Syrian army launches all-out offensive for Damascus

Diplomatic tensions were set to be fanned further when the Security Council
rules on the status of 300 UN monitors whose mandate to oversee the
implementation of Syria’s tattered peace ends later on Friday.

Moscow said it would back an unconditional 45-day extension submitted by
Pakistan rather than Britain’s proposal to add 30 days to their mandate one
last time.

State television trumpeted the news of the military’s Damascus offensive.

“Our brave army forces have completely cleansed the area of Midan in Damascus
of the remaining mercenary terrorists and have re-established security,” it
said, using the regime term for rebels.

Reporters taken on a regime-organised trip saw three bodies, empty streets,
shuttered shops and buildings pockmarked with bullet holes.

A security services source told AFP the military has launched a general
offensive in Damascus.

The assault comes after a Wednesday bombing that killed four senior members of
the regime, including the national security chief, who died on Friday.

General Hisham Ikhtiyar had been wounded along with Interior Minister Mohammed
al-Shaar in the National Security headquarters bombing, which was claimed by
the Free Syrian Army (FSA).

Defence Minister General Daoud Rajha, President Bashar al-Assad’s
brother-in-law Assef Shawkat and General Hassan Turkmani, head of the
regime’s crisis cell on the uprising, were all killed in the explosion.

A state funeral was held for the three in Damascus on Friday ahead of their
burials in their native provinces, state television reported without airing
any footage.

After Wednesday’s bombing, a security source warned that the regime would step
up its operations against the rebels.

“The army has so far exercised restraint in its operations, but after the
attack, it has decided to use all the weapons in its possession to finish
the terrorists off,” the source said.

State television broadcast footage it said was from Damascus showing weaponry
reportedly captured from rebels, including material marked “Made in USA,” as
well as scenes of prisoners seated on the ground, their hands bound.

The Syrian Observatory for Human Rights reported that regime forces also
stormed the Jubar neighbourhood of Damascus.

“Syrian regular forces, including trucks and cars packed with heavily armed
men, stormed the district of Jubar,” the Britain-based watchdog said.

The Observatory also reported what it said was the fiercest fighting so far
between troops and rebel fighters in Syria’s second city Aleppo.

“Violent clashes are taking place in the Salaheddin, Azimiyeh, Akramiyeh and
Ard el-Sabbagh neighbourhoods between the regular army and the rebels,” the
watchdog said, reporting unspecified “casualties.”

The Observatory said that nationwide it had confirmed 49 dead as of 1300 GMT
on Friday, including 41 civilians, seven of them children.

It said 302 people were killed on Thursday, the deadliest day of the uprising
so far.

Clashes took place even on Syria’s frontiers, activists and witnesses said.

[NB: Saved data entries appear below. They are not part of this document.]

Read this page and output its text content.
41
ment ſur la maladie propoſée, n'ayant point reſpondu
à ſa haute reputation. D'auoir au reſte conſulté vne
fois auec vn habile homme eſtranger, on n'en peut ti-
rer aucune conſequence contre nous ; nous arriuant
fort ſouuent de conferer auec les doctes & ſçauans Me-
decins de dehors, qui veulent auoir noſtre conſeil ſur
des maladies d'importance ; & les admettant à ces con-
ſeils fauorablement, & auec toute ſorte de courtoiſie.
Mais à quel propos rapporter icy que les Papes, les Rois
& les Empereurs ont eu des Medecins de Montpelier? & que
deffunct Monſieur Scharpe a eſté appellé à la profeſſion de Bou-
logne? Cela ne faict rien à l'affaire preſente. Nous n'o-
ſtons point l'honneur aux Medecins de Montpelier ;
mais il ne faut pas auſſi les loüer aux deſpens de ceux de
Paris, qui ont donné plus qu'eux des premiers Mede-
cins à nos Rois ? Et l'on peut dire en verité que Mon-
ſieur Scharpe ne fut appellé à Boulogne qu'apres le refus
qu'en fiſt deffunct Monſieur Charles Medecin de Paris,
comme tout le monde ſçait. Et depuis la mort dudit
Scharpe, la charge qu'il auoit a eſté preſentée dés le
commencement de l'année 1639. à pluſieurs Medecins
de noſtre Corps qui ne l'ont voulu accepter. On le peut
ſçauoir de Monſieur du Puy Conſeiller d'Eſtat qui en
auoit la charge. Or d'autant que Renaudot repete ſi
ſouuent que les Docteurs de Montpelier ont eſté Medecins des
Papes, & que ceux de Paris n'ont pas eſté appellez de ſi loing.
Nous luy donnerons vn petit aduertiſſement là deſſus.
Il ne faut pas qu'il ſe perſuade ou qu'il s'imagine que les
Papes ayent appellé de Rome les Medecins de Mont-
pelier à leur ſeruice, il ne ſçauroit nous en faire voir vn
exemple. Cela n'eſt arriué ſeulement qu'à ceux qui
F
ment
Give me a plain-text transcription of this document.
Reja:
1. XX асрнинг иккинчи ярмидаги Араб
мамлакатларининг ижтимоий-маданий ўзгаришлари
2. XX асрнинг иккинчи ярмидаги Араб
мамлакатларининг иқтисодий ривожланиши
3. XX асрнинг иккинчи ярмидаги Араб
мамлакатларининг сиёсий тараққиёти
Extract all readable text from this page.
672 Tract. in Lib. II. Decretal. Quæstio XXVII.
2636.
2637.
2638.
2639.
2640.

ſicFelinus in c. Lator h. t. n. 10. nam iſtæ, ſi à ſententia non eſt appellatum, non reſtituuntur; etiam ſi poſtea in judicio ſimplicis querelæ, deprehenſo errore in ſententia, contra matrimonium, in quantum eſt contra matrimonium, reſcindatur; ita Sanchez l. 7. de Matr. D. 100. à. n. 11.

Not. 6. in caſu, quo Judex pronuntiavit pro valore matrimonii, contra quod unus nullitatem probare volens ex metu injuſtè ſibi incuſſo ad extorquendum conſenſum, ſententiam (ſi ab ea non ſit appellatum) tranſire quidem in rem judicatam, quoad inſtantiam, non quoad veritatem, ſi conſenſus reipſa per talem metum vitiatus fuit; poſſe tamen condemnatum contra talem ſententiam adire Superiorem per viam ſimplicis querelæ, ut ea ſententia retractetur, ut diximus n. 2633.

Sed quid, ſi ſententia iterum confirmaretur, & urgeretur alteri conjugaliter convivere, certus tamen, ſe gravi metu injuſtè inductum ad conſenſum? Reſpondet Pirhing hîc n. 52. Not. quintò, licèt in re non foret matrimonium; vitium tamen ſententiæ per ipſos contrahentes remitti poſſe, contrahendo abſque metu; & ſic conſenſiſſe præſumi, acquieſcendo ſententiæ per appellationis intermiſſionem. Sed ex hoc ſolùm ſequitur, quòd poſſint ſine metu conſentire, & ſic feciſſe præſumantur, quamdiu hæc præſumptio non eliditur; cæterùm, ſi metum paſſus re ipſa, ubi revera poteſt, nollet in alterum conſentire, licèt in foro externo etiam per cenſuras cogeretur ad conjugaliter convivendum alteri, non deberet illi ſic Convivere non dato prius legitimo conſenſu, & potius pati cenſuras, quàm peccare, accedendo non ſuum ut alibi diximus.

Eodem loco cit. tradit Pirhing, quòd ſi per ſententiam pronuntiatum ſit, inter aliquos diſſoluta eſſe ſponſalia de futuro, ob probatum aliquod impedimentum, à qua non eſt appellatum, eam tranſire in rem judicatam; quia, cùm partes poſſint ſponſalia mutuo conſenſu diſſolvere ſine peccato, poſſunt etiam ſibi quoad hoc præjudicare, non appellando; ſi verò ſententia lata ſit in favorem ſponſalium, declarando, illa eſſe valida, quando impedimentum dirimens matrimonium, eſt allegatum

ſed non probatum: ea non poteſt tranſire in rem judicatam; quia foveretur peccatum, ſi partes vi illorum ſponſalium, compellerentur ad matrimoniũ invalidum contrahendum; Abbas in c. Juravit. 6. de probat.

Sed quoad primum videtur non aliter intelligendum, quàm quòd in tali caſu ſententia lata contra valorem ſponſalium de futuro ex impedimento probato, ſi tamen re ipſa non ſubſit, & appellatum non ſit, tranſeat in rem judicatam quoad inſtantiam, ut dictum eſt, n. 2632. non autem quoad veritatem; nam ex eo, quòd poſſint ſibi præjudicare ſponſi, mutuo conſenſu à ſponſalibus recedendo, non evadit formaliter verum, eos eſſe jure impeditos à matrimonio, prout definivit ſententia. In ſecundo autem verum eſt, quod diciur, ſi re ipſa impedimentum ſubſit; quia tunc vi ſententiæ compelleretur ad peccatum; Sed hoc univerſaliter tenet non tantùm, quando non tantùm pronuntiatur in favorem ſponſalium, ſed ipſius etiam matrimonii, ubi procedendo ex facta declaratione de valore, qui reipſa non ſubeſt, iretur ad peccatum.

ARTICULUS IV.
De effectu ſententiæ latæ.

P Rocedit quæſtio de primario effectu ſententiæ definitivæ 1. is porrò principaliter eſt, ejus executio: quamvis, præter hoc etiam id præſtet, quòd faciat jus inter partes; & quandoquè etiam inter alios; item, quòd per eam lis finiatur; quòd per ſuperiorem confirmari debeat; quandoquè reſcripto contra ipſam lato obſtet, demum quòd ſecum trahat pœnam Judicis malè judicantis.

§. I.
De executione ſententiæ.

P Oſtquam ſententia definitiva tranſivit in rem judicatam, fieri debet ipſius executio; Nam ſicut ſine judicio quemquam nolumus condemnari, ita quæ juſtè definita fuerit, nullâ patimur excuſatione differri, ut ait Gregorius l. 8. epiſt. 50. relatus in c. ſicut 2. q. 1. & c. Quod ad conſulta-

An AFP photographer reported that FSA fighters fought a raging battle with
Syrian troops at the Bab al-Hawa border post with Turkey and that some 150
rebels controlled the crossing on Friday.

On Thursday, Iraq’s deputy interior minister Adnan al-Assadi told AFP that the
FSA had seized control of all crossings along their common border.

Despite the bloodshed, demonstrations were held in several cities, the
Observatory reported. Most were small but the watchdog said troops had
opened fire on one large protest in Aleppo.

Damascus, meanwhile, dismissed comments by Moscow’s envoy to Paris that Assad
is ready to stand down.

“The comments attributed to the Russian ambassador to Paris on the fact that
President Assad would agree to relinquish power in a civilised manner are
totally baseless,” state television said.

The denial came after Alexander Orlov told Radio France International (RFI)
that Assad was ready to cede power but only in a “civilised manner.”

At the United Nations, permanent Security Council members Russia and China on
Thursday vetoed resolutions on Syria for the third time in nine months.

UN-Arab League envoy Kofi Annan, who had called on the council to impose
“consequences” for the failure to carry out his peace plan for Syria,
expressed disappointment.

Washington condemned the “highly regrettable decision” to veto the UN
resolution and said that it would now work outside the Security Council to
confront Assad’s regime.

In Moscow, foreign ministry spokesman Alexander Lukashevich called Western
criticism of its decision “absolutely unacceptable”.

However, Russia will delay its controversial shipment of three attack
helicopters to Syria until security is restored there, the Interfax news
agency reported on Friday, quoting an unidentified military source.